Dietro i cambiamenti, le rivoluzioni, le storie d’amore, – quando funzionano – si scorge sempre un progetto composto da un disegno in divenire. I primi tratti si manifestano nell’emotività di un brivido, nei quaderni di scolaro, nelle sovversive pagine dell’adolescenza.

Il progetto, per realizzarsi, deve essere coltivato, alimentato, portato avanti con perseveranza e determinazione. Con coraggio. Nutrito con linfa incontaminata, mai svenduto a quello che sembra il miglior offerente ma in realtà è soltanto un ciarlatano.

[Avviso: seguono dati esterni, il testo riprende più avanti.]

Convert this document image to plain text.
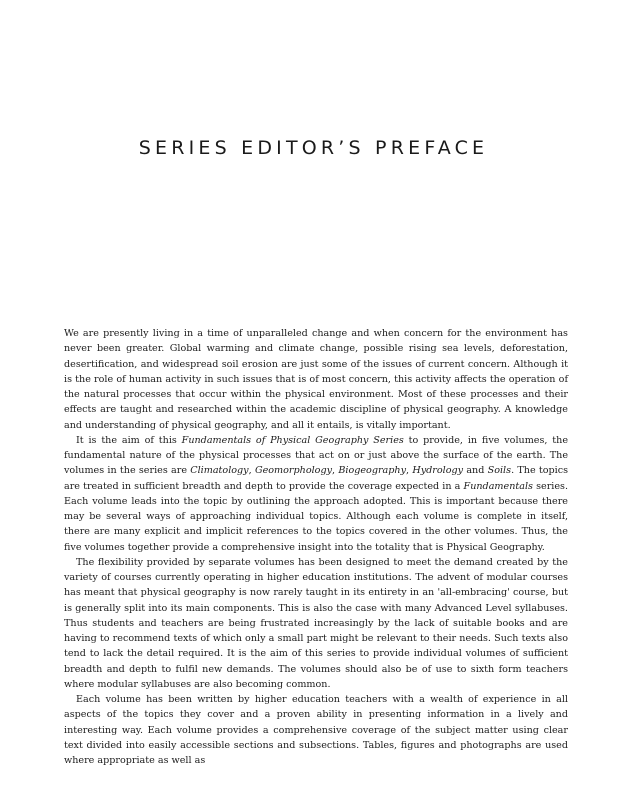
SERIES EDITOR’S PREFACE

We are presently living in a time of unparalleled change and when concern for the environment has never been greater. Global warming and climate change, possible rising sea levels, deforestation, desertification, and widespread soil erosion are just some of the issues of current concern. Although it is the role of human activity in such issues that is of most concern, this activity affects the operation of the natural processes that occur within the physical environment. Most of these processes and their effects are taught and researched within the academic discipline of physical geography. A knowledge and understanding of physical geography, and all it entails, is vitally important.

It is the aim of this Fundamentals of Physical Geography Series to provide, in five volumes, the fundamental nature of the physical processes that act on or just above the surface of the earth. The volumes in the series are Climatology, Geomorphology, Biogeography, Hydrology and Soils. The topics are treated in sufficient breadth and depth to provide the coverage expected in a Fundamentals series. Each volume leads into the topic by outlining the approach adopted. This is important because there may be several ways of approaching individual topics. Although each volume is complete in itself, there are many explicit and implicit references to the topics covered in the other volumes. Thus, the five volumes together provide a comprehensive insight into the totality that is Physical Geography.

The flexibility provided by separate volumes has been designed to meet the demand created by the variety of courses currently operating in higher education institutions. The advent of modular courses has meant that physical geography is now rarely taught in its entirety in an 'all-embracing' course, but is generally split into its main components. This is also the case with many Advanced Level syllabuses. Thus students and teachers are being frustrated increasingly by the lack of suitable books and are having to recommend texts of which only a small part might be relevant to their needs. Such texts also tend to lack the detail required. It is the aim of this series to provide individual volumes of sufficient breadth and depth to fulfil new demands. The volumes should also be of use to sixth form teachers where modular syllabuses are also becoming common.

Each volume has been written by higher education teachers with a wealth of experience in all aspects of the topics they cover and a proven ability in presenting information in a lively and interesting way. Each volume provides a comprehensive coverage of the subject matter using clear text divided into easily accessible sections and subsections. Tables, figures and photographs are used where appropriate as well as
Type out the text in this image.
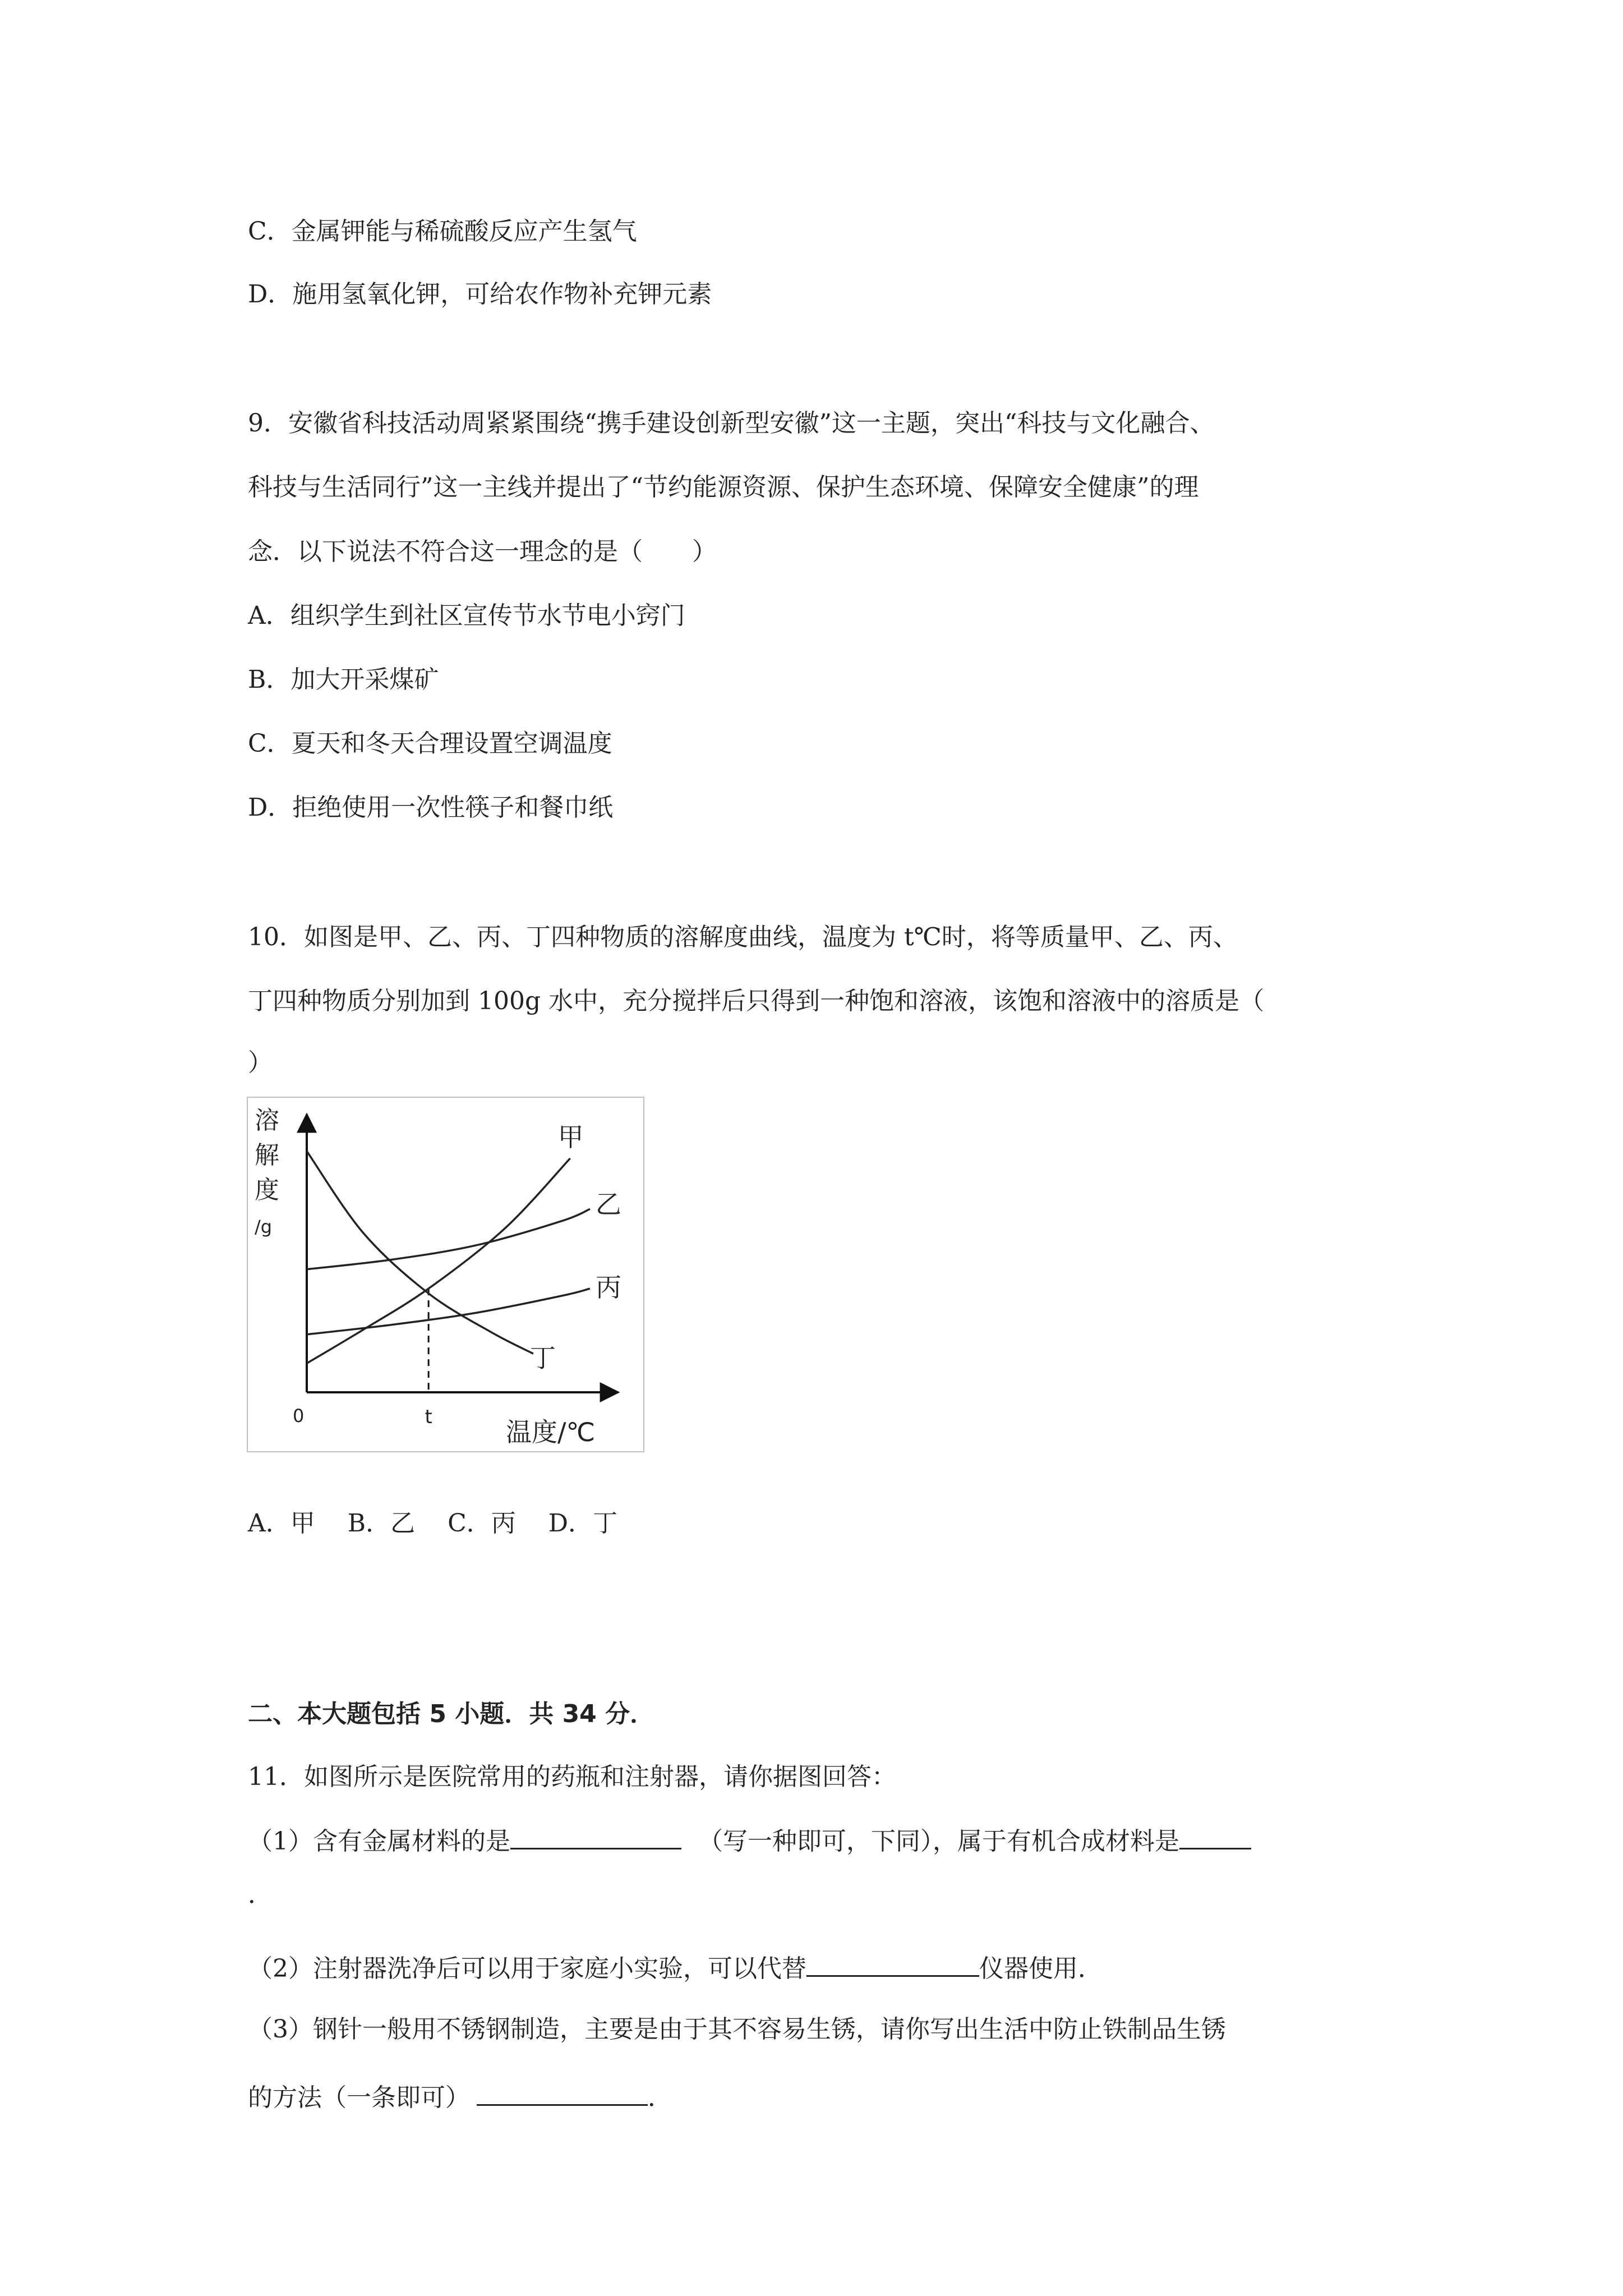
C．金属钾能与稀硫酸反应产生氢气
D．施用氢氧化钾，可给农作物补充钾元素
9．安徽省科技活动周紧紧围绕“携手建设创新型安徽”这一主题，突出“科技与文化融合、
科技与生活同行”这一主线并提出了“节约能源资源、保护生态环境、保障安全健康”的理
念．以下说法不符合这一理念的是（　　）
A．组织学生到社区宣传节水节电小窍门
B．加大开采煤矿
C．夏天和冬天合理设置空调温度
D．拒绝使用一次性筷子和餐巾纸
10．如图是甲、乙、丙、丁四种物质的溶解度曲线，温度为 t℃时，将等质量甲、乙、丙、
丁四种物质分别加到 100g 水中，充分搅拌后只得到一种饱和溶液，该饱和溶液中的溶质是（
）
溶
解
度
/g
0	t	温度/℃
甲
乙
丙
丁
A．甲　 B．乙　 C．丙　 D．丁
二、本大题包括 5 小题．共 34 分．
11．如图所示是医院常用的药瓶和注射器，请你据图回答：
（1）含有金属材料的是	（写一种即可，下同），属于有机合成材料是
．
（2）注射器洗净后可以用于家庭小实验，可以代替	仪器使用．
（3）钢针一般用不锈钢制造，主要是由于其不容易生锈，请你写出生活中防止铁制品生锈
的方法（一条即可）	．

Abito una città che di un progetto avrebbe estremo bisogno. Non inutili aleatori falsi propositi, che l’ingannano da sempre sul filo delle elezioni. Promesse vane mi fecero sperare a vent’anni in un sindaco verde, il cui ambientalismo si rivelò appena poche ore dopo la nomina solo marketing. Lo stesso uomo, invece di eclissarsi, provò a rifiorire in quell’aprile – già trafitto alle politiche – in cui i romani, pur di non rieleggerlo, preferirono la camicia nera che ci ha fatto sprofondare in quella che pensavamo fosse la peggior amministrazione possibile. Ma perché porre limite al peggio?

In mezzo c’era stato un po’ di cinema, che avrebbe potuto funzionare se fosse stato di qualità e accompagnato da interventi efficaci nella vita vera. Il risultato comunque è una città agonizzante. Così per curare Roma moribonda abbiamo scelto un medico. Certo uno che viene da esperienze negli Stati Uniti, non in Uruguay. Ormai lo riconosce anche la medicina ufficiale, nel successo di una cura è determinante l’umore, la voglia di vivere, e per questo ci vuole slancio, motivazione. La politica, quella vera, quella che trae etimologia – guarda un po’- proprio da città, deve misurarsi con lo stato di salute di ogni singolo cittadino, cominciando con chi per incuria e disattenzione ha troppo a lungo emarginato.

Dovere di un sindaco quindi è compiere gesti coraggiosi, decisi, scomodi, impopolari, ma audaci. Magari farsi odiare all’inizio, ma stupire con i risultati, con la meraviglia. La meraviglia di un fiume che si naviga, di una città sostenibile e ciclabile (perché sono molti coloro che con la bici si muovono davvero), di spazi verdi e aria.
Deve far sognare.

Questo sindaco è sicuramente riuscito nell’impresa di essere impopolare e odiato da tutti. In questo il risultato è stato incredibilmente democratico. Dalle sue alle nostre contravvenzioni, dalla sua Ztl alla nostra aumentata, dal suo parcheggio gratuito al nostro moltiplicato; poi ci sono gli incidenti avvenuti non per colpa sua –come la tanto attesa metro C che si inchioda dopo solo 11 minuti di corsa all’inaugurazione – ma che hanno innescato nel romano superstizioso l’idea che il sindaco porti pure male.
Non vogliamo un nuovo mandato, ma un nuovo e basta, magari un visionario che sappia progettare e realizzare il nostro sogno.

Questa capitale sporca, abbandonata, sonnolenta, paradigma di un Paese affamato, ha bisogno di pane e di rose, così come appunto ogni rivoluzione e ogni storia d’amore.